Par contre en mars 2019, quelques 3 millions d'Algériens sont descendus dans la rue avec un objectif clair: contraindre Bouteflika à abdiquer. Ce n'est seulement du fait de leur nombre qu'ils ont réussi, mais aussi parce que leur endurance a conduit toute une partie de l'armée à les soutenir et à contraindre Bouteflika de se retirer. Quant au Soudan, 3 mois de manifestations à travers le pays ont finalement incité l'armée à destituer le président Omar al Béchir.

Ces alliances improbables entre manifestants et militaires ont joué un rôle essentiel, tant au Soudan qu'en Algérie. Beaucoup de mouvements de protestation sont réticents à former une coalition avec des éléments proches du pouvoir et préfèrent l'excitation grisante d'un face à face frontal avec le régime.

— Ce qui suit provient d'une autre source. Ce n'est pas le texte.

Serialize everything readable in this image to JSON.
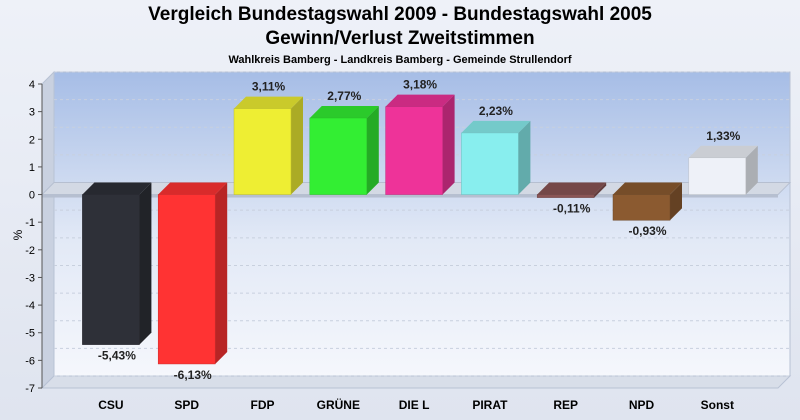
{
  "header": {
    "title": "Vergleich Bundestagswahl 2009 - Bundestagswahl 2005",
    "subtitle": "Gewinn/Verlust Zweitstimmen",
    "caption": "Wahlkreis Bamberg - Landkreis Bamberg - Gemeinde Strullendorf"
  },
  "chart_data": {
    "type": "bar",
    "title": "Vergleich Bundestagswahl 2009 - Bundestagswahl 2005",
    "subtitle": "Gewinn/Verlust Zweitstimmen",
    "ylabel": "%",
    "ylim": [
      -7,
      4
    ],
    "yticks": [
      4,
      3,
      2,
      1,
      0,
      -1,
      -2,
      -3,
      -4,
      -5,
      -6,
      -7
    ],
    "grid": true,
    "categories": [
      "CSU",
      "SPD",
      "FDP",
      "GRÜNE",
      "DIE L",
      "PIRAT",
      "REP",
      "NPD",
      "Sonst"
    ],
    "values": [
      -5.43,
      -6.13,
      3.11,
      2.77,
      3.18,
      2.23,
      -0.11,
      -0.93,
      1.33
    ],
    "value_labels": [
      "-5,43%",
      "-6,13%",
      "3,11%",
      "2,77%",
      "3,18%",
      "2,23%",
      "-0,11%",
      "-0,93%",
      "1,33%"
    ],
    "colors": [
      "#2e3038",
      "#ff3333",
      "#eeee33",
      "#33ee33",
      "#ee3399",
      "#88eeee",
      "#8a5555",
      "#8b5a30",
      "#eef1f8"
    ]
  }
}
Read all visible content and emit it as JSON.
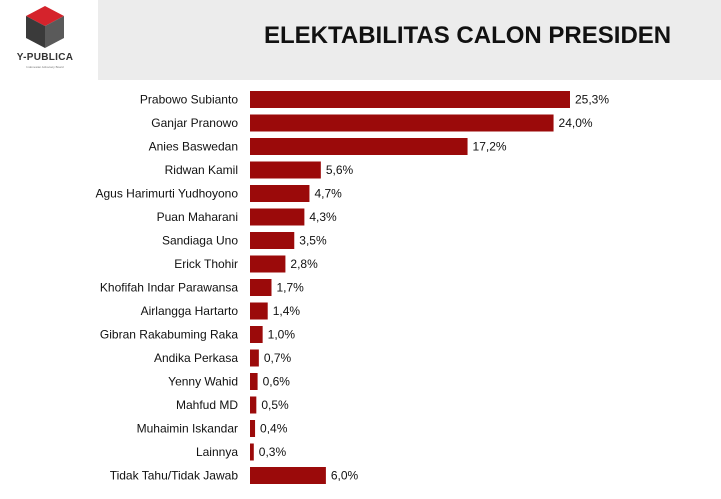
{
  "header": {
    "title": "ELEKTABILITAS CALON PRESIDEN",
    "logo_name": "Y-PUBLICA",
    "logo_tagline": "Indonesian Advocacy Board"
  },
  "colors": {
    "bar": "#9b0a0a",
    "logo_red": "#d5232c",
    "logo_dark": "#3a3a3a"
  },
  "chart_data": {
    "type": "bar",
    "orientation": "horizontal",
    "title": "ELEKTABILITAS CALON PRESIDEN",
    "categories": [
      "Prabowo Subianto",
      "Ganjar Pranowo",
      "Anies Baswedan",
      "Ridwan Kamil",
      "Agus Harimurti Yudhoyono",
      "Puan Maharani",
      "Sandiaga Uno",
      "Erick Thohir",
      "Khofifah Indar Parawansa",
      "Airlangga Hartarto",
      "Gibran Rakabuming Raka",
      "Andika Perkasa",
      "Yenny Wahid",
      "Mahfud MD",
      "Muhaimin Iskandar",
      "Lainnya",
      "Tidak Tahu/Tidak Jawab"
    ],
    "values": [
      25.3,
      24.0,
      17.2,
      5.6,
      4.7,
      4.3,
      3.5,
      2.8,
      1.7,
      1.4,
      1.0,
      0.7,
      0.6,
      0.5,
      0.4,
      0.3,
      6.0
    ],
    "value_labels": [
      "25,3%",
      "24,0%",
      "17,2%",
      "5,6%",
      "4,7%",
      "4,3%",
      "3,5%",
      "2,8%",
      "1,7%",
      "1,4%",
      "1,0%",
      "0,7%",
      "0,6%",
      "0,5%",
      "0,4%",
      "0,3%",
      "6,0%"
    ],
    "xlim": [
      0,
      25.3
    ],
    "grid": false,
    "legend": "none"
  }
}
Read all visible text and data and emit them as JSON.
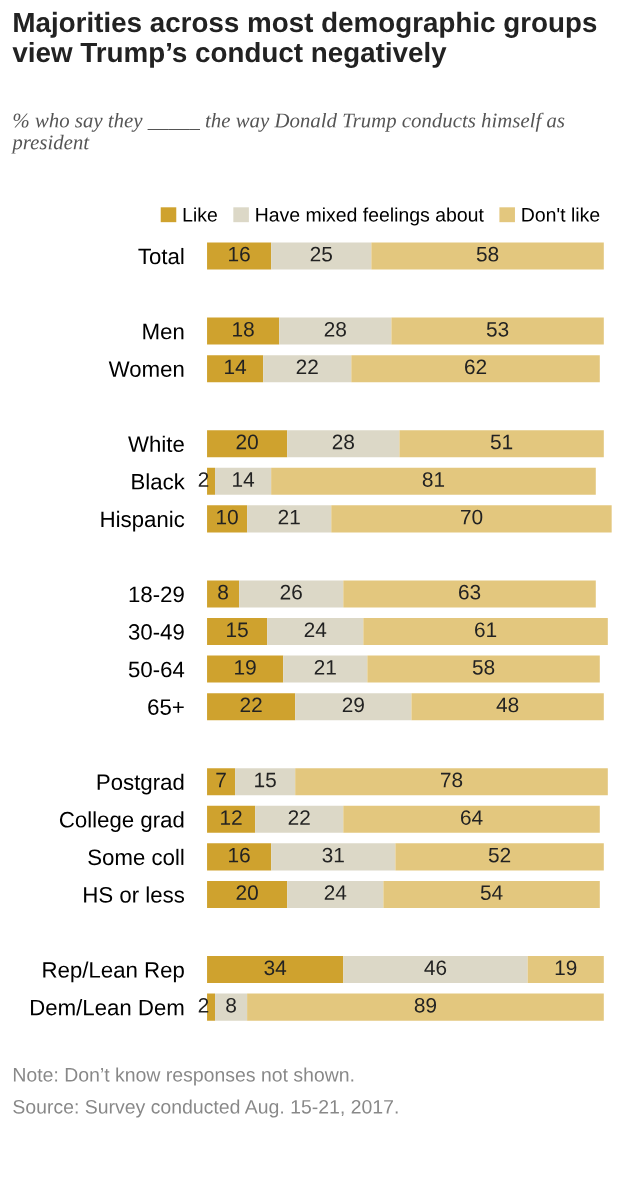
{
  "chart_data": {
    "type": "bar",
    "orientation": "horizontal",
    "stacked": true,
    "data_labels": true,
    "legend": "top",
    "tick_labels": "y",
    "grid": false,
    "title": "Majorities across most demographic groups view Trump’s conduct negatively",
    "subtitle": "% who say they _____ the way Donald Trump conducts himself as president",
    "categories": [
      "Total",
      null,
      "Men",
      "Women",
      null,
      "White",
      "Black",
      "Hispanic",
      null,
      "18-29",
      "30-49",
      "50-64",
      "65+",
      null,
      "Postgrad",
      "College grad",
      "Some coll",
      "HS or less",
      null,
      "Rep/Lean Rep",
      "Dem/Lean Dem"
    ],
    "xlim": [
      0,
      101
    ],
    "series": [
      {
        "name": "Like",
        "color": "#cfa22e",
        "values": [
          16,
          null,
          18,
          14,
          null,
          20,
          2,
          10,
          null,
          8,
          15,
          19,
          22,
          null,
          7,
          12,
          16,
          20,
          null,
          34,
          2
        ]
      },
      {
        "name": "Have mixed feelings about",
        "color": "#dcd8c7",
        "values": [
          25,
          null,
          28,
          22,
          null,
          28,
          14,
          21,
          null,
          26,
          24,
          21,
          29,
          null,
          15,
          22,
          31,
          24,
          null,
          46,
          8
        ]
      },
      {
        "name": "Don't like",
        "color": "#e3c77e",
        "values": [
          58,
          null,
          53,
          62,
          null,
          51,
          81,
          70,
          null,
          63,
          61,
          58,
          48,
          null,
          78,
          64,
          52,
          54,
          null,
          19,
          89
        ]
      }
    ],
    "annotations": [
      "Note: Don’t know responses not shown.",
      "Source: Survey conducted Aug. 15-21, 2017."
    ]
  }
}
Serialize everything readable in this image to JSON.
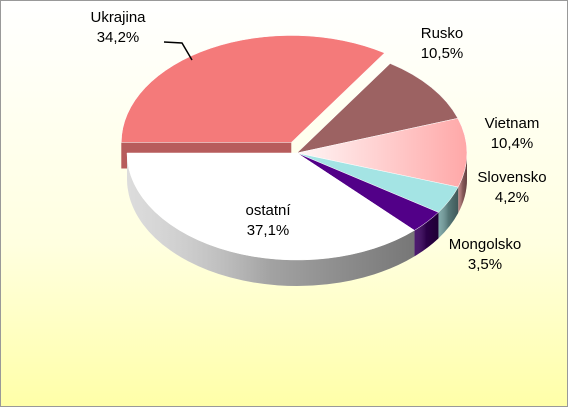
{
  "chart_data": {
    "type": "pie",
    "categories": [
      "Ukrajina",
      "Rusko",
      "Vietnam",
      "Slovensko",
      "Mongolsko",
      "ostatní"
    ],
    "values": [
      34.2,
      10.5,
      10.4,
      4.2,
      3.5,
      37.1
    ],
    "value_labels": [
      "34,2%",
      "10,5%",
      "10,4%",
      "4,2%",
      "3,5%",
      "37,1%"
    ],
    "colors": [
      "#f47a7a",
      "#9c6262",
      "#ffa8a8",
      "#a4e4e4",
      "#520088",
      "#ffffff"
    ],
    "exploded": [
      0
    ]
  }
}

Mais les mouvements les plus efficaces visent à créer des alliances avec certains éléments du régime en place, de manière à affaiblir ce dernier. La campagne de Gandhi contre la domination britannique en Inde n'était pas un combat frontal contre la puissance coloniale. Au début, et à l'incrédulité des autres révoltés, Gandhi a commencé sa lutte en 1930 par une manifestation contre une taxe sur le sel imposée par les Britanniques.

Le recours aux médias sociaux ne favorise pas la constitution de ce type d'alliances improbables. Les plateformes numériques sont très efficaces pour réunir un grand nombre de personnes et agréger leur mécontentement, mais elles risquent davantage de polariser, plutôt que d'aider un mouvement à construire des ponts.

L'adhocratie peut unir rapidement ceux qui partagent une même revendication, qu'elle s'adresse au capitalisme mondial ou qu'elle se rapporte au Brexit. Mais cela ne suffit pas pour unir des citoyens autour d'un objectif positif et pour les mobiliser de manière efficace.

Pour réussir, un mouvement de protestation a besoin d'un leadership, qu'il soit individuel ou collectif. Il ne peut se contenter de revendiquer dans la rue. Le changement se produit quand, sous la direction d'un leadership de qualité, des citoyens parviennent à faire pression sur le pouvoir par l'intermédiaire de coalitions qui se forgent difficilement en ligne. Les outils digitaux peuvent faciliter une organisation efficace, mais ils ne peuvent en aucun cas s'y substituer.